使用NaN值反向排序Numpy数组

Question

I have a numpy array with some NaN values:

>>> a
array([  1.,  -1.,   nan,  0.,  nan], dtype=float32)

I can sort it in ascending or 'descending' order:

>>> numpy.sort(a)
array([ -1.,   0.,   1.,  nan,  nan], dtype=float32)
>>> numpy.sort(a)[::-1]
array([ nan,  nan,   1.,   0.,  -1.], dtype=float32)

However, what I want is descending order with NaN values at the end, like this:

>>> numpy.genuine_reverse_sort(a)
array([ 1.,   0.,   -1.,  nan,  nan], dtype=float32)

How could this be accomplished?

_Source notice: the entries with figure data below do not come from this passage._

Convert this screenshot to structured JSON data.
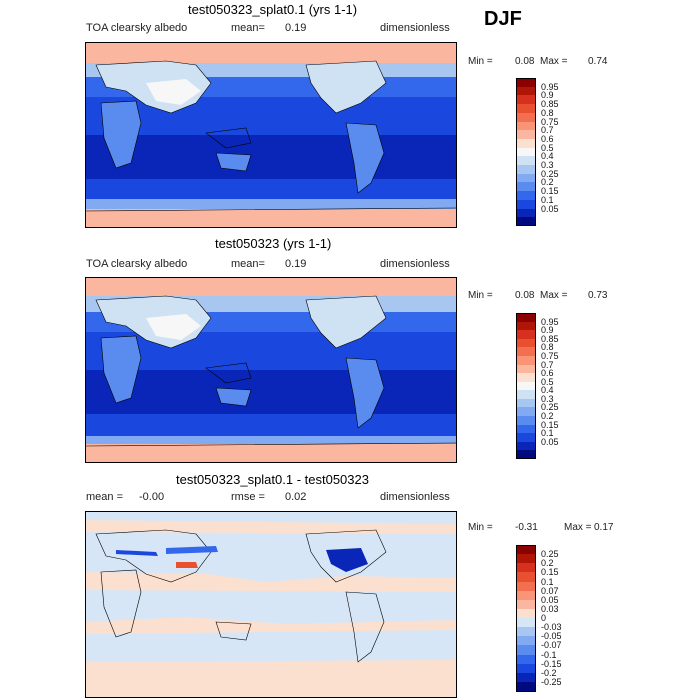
{
  "season": "DJF",
  "panels": [
    {
      "title": "test050323_splat0.1 (yrs 1-1)",
      "left_label": "TOA clearsky albedo",
      "mean_label": "mean=",
      "mean_value": "0.19",
      "units": "dimensionless",
      "min_label": "Min =",
      "min_value": "0.08",
      "max_label": "Max =",
      "max_value": "0.74",
      "colorbar": {
        "labels": [
          "0.95",
          "0.9",
          "0.85",
          "0.8",
          "0.75",
          "0.7",
          "0.6",
          "0.5",
          "0.4",
          "0.3",
          "0.25",
          "0.2",
          "0.15",
          "0.1",
          "0.05"
        ],
        "colors": [
          "#8b0000",
          "#b01505",
          "#d7301f",
          "#e8502f",
          "#f2704f",
          "#f99477",
          "#fbb69f",
          "#fce0cf",
          "#f7f7f7",
          "#cfe2f3",
          "#a7c6f0",
          "#82aaf2",
          "#5a8cf0",
          "#3468ec",
          "#1a48df",
          "#0a26b8",
          "#000a80"
        ]
      }
    },
    {
      "title": "test050323 (yrs 1-1)",
      "left_label": "TOA clearsky albedo",
      "mean_label": "mean=",
      "mean_value": "0.19",
      "units": "dimensionless",
      "min_label": "Min =",
      "min_value": "0.08",
      "max_label": "Max =",
      "max_value": "0.73",
      "colorbar": {
        "labels": [
          "0.95",
          "0.9",
          "0.85",
          "0.8",
          "0.75",
          "0.7",
          "0.6",
          "0.5",
          "0.4",
          "0.3",
          "0.25",
          "0.2",
          "0.15",
          "0.1",
          "0.05"
        ],
        "colors": [
          "#8b0000",
          "#b01505",
          "#d7301f",
          "#e8502f",
          "#f2704f",
          "#f99477",
          "#fbb69f",
          "#fce0cf",
          "#f7f7f7",
          "#cfe2f3",
          "#a7c6f0",
          "#82aaf2",
          "#5a8cf0",
          "#3468ec",
          "#1a48df",
          "#0a26b8",
          "#000a80"
        ]
      }
    },
    {
      "title": "test050323_splat0.1 - test050323",
      "left_label": "mean =",
      "left_value": "-0.00",
      "mean_label": "rmse =",
      "mean_value": "0.02",
      "units": "dimensionless",
      "min_label": "Min =",
      "min_value": "-0.31",
      "max_label": "Max =",
      "max_value": "0.17",
      "colorbar": {
        "labels": [
          "0.25",
          "0.2",
          "0.15",
          "0.1",
          "0.07",
          "0.05",
          "0.03",
          "0",
          "-0.03",
          "-0.05",
          "-0.07",
          "-0.1",
          "-0.15",
          "-0.2",
          "-0.25"
        ],
        "colors": [
          "#8b0000",
          "#b01505",
          "#d7301f",
          "#e8502f",
          "#f2704f",
          "#f99477",
          "#fbb69f",
          "#fce0cf",
          "#d6e6f7",
          "#a7c6f0",
          "#82aaf2",
          "#5a8cf0",
          "#3468ec",
          "#1a48df",
          "#0a26b8",
          "#000a80"
        ]
      }
    }
  ],
  "chart_data": {
    "type": "heatmap",
    "season": "DJF",
    "maps": [
      {
        "title": "test050323_splat0.1 (yrs 1-1)",
        "field": "TOA clearsky albedo",
        "mean": 0.19,
        "min": 0.08,
        "max": 0.74,
        "units": "dimensionless",
        "levels": [
          0.05,
          0.1,
          0.15,
          0.2,
          0.25,
          0.3,
          0.4,
          0.5,
          0.6,
          0.7,
          0.75,
          0.8,
          0.85,
          0.9,
          0.95
        ]
      },
      {
        "title": "test050323 (yrs 1-1)",
        "field": "TOA clearsky albedo",
        "mean": 0.19,
        "min": 0.08,
        "max": 0.73,
        "units": "dimensionless",
        "levels": [
          0.05,
          0.1,
          0.15,
          0.2,
          0.25,
          0.3,
          0.4,
          0.5,
          0.6,
          0.7,
          0.75,
          0.8,
          0.85,
          0.9,
          0.95
        ]
      },
      {
        "title": "test050323_splat0.1 - test050323",
        "mean": -0.0,
        "rmse": 0.02,
        "min": -0.31,
        "max": 0.17,
        "units": "dimensionless",
        "levels": [
          -0.25,
          -0.2,
          -0.15,
          -0.1,
          -0.07,
          -0.05,
          -0.03,
          0,
          0.03,
          0.05,
          0.07,
          0.1,
          0.15,
          0.2,
          0.25
        ]
      }
    ]
  }
}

I suspect that there is no special method for this.

Answer 1

I think you're probably right -- there is no built in special method to do this. But you could do it in two steps as follows by rolling your NaNs into the place you want them:

a = np.array([  1.,  -1.,   np.nan,  0.,  np.nan], dtype=np.float32)
sa = np.sort(a)[::-1]
np.roll(sa,-np.count_nonzero(np.isnan(a)))

array([  1.,   0.,  -1.,  nan,  nan], dtype=float32)

Answer 2

You can do the following:

>>> np.concatenate((np.sort(a[~np.isnan(a)])[::-1], [np.nan] * np.isnan(a).sum()))
array([ 1.,   0.,   -1.,  nan,  nan])

With this fragment you reverse sort the numerical entries of the input array, and then you concatenate with the appropriate number of nan values.

Answer 3

You can use np.argpartition to sort only the non-NaNs , like so -

a[np.argpartition(-a, np.arange((~np.isnan(a)).sum()) )]

Sample run -

In [253]: a
Out[253]: array([  1.,  -1.,  nan,   0.,  nan,   2.,   4.,  -2., -10.,  nan])

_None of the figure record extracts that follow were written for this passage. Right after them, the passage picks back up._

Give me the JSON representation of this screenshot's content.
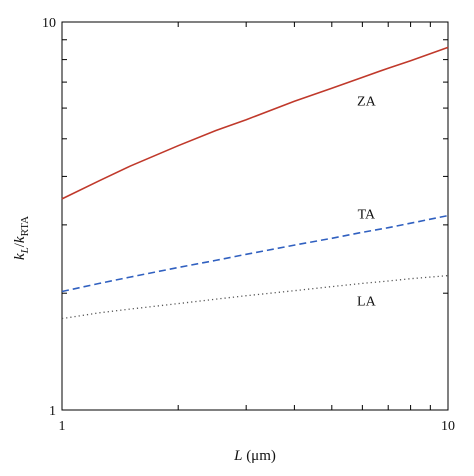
{
  "chart_data": {
    "type": "line",
    "xscale": "log",
    "yscale": "log",
    "xlim": [
      1,
      10
    ],
    "ylim": [
      1,
      10
    ],
    "x_ticks": [
      "1",
      "10"
    ],
    "y_ticks": [
      "1",
      "10"
    ],
    "xlabel_italic": "L",
    "xlabel_rest": " (μm)",
    "ylabel_k1": "k",
    "ylabel_sub1": "L",
    "ylabel_sep": "/",
    "ylabel_k2": "k",
    "ylabel_sub2": "RTA",
    "grid": false,
    "series": [
      {
        "name": "ZA",
        "color": "#c0392b",
        "style": "solid",
        "x": [
          1,
          1.25,
          1.5,
          2,
          2.5,
          3,
          4,
          5,
          6,
          7,
          8,
          10
        ],
        "y": [
          3.5,
          3.9,
          4.25,
          4.8,
          5.25,
          5.6,
          6.25,
          6.75,
          7.2,
          7.6,
          7.95,
          8.6
        ]
      },
      {
        "name": "TA",
        "color": "#3060c0",
        "style": "dashed",
        "x": [
          1,
          1.25,
          1.5,
          2,
          2.5,
          3,
          4,
          5,
          6,
          7,
          8,
          10
        ],
        "y": [
          2.02,
          2.12,
          2.2,
          2.33,
          2.43,
          2.52,
          2.66,
          2.77,
          2.87,
          2.95,
          3.03,
          3.17
        ]
      },
      {
        "name": "LA",
        "color": "#555555",
        "style": "dotted",
        "x": [
          1,
          1.25,
          1.5,
          2,
          2.5,
          3,
          4,
          5,
          6,
          7,
          8,
          10
        ],
        "y": [
          1.72,
          1.78,
          1.82,
          1.88,
          1.93,
          1.97,
          2.03,
          2.08,
          2.12,
          2.15,
          2.18,
          2.22
        ]
      }
    ]
  }
}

In [254]: a[np.argpartition(-a, np.arange((~np.isnan(a)).sum()) )]
Out[254]: array([  4.,   2.,   1.,   0.,  -1.,  -2., -10.,  nan,  nan,  nan])

Answer 4

What about negating the values twice:

>>> a = np.array([2., -1., nan,  0., nan])
>>> np.sort(a)
array([ -1.,   0.,   2.,  nan,  nan])
>>> -np.sort(-a)
array([  2.,   0.,  -1.,  nan,  nan])